I don’t mind admitting I’m a little bit nervous about meeting one of Britain’s greatest racing drivers. Words and phrases like “legend” and “national institution” are bandied around too freely, but all the usual superlatives genuinely apply to Moss – and many more besides.
Even though 47 years have passed since his last Grand Prix, Moss’s unfortunate claim to be the best F1 driver never to win the title has never been challenged. Not for nothing did veteran F1 journalist Alan Henry recently write a book arguing Moss was the greatest Formula 1 driver ever.

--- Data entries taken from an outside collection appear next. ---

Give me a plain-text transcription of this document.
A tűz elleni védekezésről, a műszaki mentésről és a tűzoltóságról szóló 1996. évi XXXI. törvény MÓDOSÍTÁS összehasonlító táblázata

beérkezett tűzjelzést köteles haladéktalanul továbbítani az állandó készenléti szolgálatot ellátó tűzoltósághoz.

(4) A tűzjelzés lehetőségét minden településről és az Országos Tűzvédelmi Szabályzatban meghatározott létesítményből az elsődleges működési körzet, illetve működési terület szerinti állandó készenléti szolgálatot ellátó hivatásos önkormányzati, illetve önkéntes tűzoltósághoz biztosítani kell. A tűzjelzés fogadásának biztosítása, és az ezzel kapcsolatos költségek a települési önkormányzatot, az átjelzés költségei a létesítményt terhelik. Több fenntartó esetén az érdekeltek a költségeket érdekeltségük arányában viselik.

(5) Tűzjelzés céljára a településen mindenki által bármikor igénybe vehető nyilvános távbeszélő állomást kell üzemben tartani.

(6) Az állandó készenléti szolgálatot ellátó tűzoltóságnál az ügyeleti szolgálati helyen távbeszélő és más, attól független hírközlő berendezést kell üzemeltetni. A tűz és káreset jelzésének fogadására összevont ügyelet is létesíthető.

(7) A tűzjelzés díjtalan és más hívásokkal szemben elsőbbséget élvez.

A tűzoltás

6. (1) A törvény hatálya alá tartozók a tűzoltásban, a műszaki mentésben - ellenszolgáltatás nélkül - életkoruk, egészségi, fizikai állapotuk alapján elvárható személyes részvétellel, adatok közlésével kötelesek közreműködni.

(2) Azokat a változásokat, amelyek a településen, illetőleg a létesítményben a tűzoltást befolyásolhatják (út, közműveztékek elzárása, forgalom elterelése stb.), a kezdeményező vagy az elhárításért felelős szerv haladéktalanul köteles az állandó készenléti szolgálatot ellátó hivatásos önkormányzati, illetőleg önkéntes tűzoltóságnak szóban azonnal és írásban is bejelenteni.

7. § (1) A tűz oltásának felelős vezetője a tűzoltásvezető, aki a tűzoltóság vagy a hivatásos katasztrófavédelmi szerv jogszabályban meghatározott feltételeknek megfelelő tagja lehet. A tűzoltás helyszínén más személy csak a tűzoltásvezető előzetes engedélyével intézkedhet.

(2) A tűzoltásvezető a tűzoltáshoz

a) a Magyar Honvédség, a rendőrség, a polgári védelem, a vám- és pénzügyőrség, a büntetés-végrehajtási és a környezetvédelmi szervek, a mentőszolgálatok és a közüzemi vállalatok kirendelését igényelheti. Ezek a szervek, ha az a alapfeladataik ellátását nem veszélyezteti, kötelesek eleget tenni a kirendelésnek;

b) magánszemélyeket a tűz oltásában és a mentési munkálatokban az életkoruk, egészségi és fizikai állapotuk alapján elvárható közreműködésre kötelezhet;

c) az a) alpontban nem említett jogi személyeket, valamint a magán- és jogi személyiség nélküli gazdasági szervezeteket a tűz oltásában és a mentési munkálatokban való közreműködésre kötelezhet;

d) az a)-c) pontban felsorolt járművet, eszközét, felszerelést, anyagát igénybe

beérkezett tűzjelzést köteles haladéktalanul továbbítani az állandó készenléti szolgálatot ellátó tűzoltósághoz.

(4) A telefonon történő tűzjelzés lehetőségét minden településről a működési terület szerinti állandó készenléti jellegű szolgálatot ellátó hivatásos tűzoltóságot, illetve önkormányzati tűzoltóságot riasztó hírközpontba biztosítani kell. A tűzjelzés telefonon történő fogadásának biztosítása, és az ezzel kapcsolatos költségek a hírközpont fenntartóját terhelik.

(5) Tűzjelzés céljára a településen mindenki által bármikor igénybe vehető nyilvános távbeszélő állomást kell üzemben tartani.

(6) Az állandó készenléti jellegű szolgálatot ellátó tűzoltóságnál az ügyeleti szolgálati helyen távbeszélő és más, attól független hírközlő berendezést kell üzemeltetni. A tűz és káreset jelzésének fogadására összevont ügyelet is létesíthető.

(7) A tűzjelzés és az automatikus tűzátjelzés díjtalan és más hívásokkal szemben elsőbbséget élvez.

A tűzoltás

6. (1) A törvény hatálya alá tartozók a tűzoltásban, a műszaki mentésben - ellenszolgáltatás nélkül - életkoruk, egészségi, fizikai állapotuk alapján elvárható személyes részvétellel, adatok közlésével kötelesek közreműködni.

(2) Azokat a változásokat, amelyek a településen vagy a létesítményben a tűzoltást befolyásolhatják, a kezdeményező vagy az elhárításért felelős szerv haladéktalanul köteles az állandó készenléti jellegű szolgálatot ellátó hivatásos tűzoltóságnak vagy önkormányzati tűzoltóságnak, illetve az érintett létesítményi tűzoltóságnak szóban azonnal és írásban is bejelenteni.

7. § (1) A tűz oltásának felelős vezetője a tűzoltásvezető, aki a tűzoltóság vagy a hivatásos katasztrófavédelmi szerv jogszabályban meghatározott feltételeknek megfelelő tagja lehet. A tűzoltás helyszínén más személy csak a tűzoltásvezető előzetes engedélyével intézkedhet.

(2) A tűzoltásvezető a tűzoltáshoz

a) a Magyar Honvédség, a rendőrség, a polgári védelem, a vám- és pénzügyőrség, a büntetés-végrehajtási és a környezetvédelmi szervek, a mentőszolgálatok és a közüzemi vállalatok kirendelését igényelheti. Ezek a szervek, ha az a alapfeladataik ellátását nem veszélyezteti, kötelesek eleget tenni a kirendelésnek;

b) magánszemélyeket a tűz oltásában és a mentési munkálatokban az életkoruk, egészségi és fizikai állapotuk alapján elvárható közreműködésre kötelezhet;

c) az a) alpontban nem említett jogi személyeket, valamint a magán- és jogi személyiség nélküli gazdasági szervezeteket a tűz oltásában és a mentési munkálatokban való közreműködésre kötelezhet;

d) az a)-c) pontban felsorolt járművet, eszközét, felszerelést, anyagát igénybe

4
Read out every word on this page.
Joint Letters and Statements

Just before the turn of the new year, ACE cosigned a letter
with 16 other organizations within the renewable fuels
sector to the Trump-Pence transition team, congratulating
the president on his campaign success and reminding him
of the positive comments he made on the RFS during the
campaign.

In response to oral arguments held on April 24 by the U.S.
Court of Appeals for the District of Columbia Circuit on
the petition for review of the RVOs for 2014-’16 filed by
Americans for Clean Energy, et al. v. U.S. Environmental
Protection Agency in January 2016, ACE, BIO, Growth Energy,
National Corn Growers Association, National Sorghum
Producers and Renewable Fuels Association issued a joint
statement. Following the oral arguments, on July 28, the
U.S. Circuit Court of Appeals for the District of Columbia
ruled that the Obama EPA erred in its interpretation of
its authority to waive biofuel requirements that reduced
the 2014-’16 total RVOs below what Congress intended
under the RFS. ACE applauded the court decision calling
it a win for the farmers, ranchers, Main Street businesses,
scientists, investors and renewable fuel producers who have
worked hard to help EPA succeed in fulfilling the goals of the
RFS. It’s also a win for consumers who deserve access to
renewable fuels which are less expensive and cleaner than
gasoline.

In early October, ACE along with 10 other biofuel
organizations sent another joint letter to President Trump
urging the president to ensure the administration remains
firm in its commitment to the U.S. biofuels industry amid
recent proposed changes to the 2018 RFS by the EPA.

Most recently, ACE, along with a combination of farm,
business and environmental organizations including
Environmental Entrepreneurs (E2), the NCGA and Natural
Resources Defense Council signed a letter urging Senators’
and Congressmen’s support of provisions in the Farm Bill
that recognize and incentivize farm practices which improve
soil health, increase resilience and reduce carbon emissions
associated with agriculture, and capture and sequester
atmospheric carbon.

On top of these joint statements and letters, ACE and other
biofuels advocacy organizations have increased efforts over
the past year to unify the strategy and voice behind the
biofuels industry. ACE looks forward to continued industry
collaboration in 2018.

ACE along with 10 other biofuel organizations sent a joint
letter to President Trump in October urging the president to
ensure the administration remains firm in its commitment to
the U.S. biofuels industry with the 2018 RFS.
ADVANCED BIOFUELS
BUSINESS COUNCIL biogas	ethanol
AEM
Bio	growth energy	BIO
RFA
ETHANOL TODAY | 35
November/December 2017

This year marks the fiftieth anniversary of the world championship Moss really should have won above all others. But the 1958 title went to Mike Hawthorn:
|1||Mike Hawthorn||42||1: France|
|2||Stirling Moss||41||4: Argentina, Netherlands, Portugal, Morocco|
When Moss was at his peak, from the mid-1950s until his career-ending accident at Goodwood in 1962, Formula 1 drivers regularly competed in range of different series. His was one of the great versatile talents and he won time trials, endurance sports car races, road rallies, record attempts and much more besides Grands Prix. As Robert Edwards described in Moss’s authorised biography:
Counting all heats and finals, but discouting speed trials, rallies, record attempts and hill climbs, Stirling Moss entered 529 racing events. He won 212 of them: 40.075% of those entered.
It’s hard to quantify genius, but that comes close. Another measure is the staggering speed at which he scored one of his most celebrated victories, the 1955 Mille Miglia (below). Racing along almost 1,000 miles of bumpy, narrow, and often perilous Italian roads, his average speed of 97.96mph would never be beaten.
I can think of a million things to ask him. Unfortunately I’ve only got 20 minutes. Where do I start?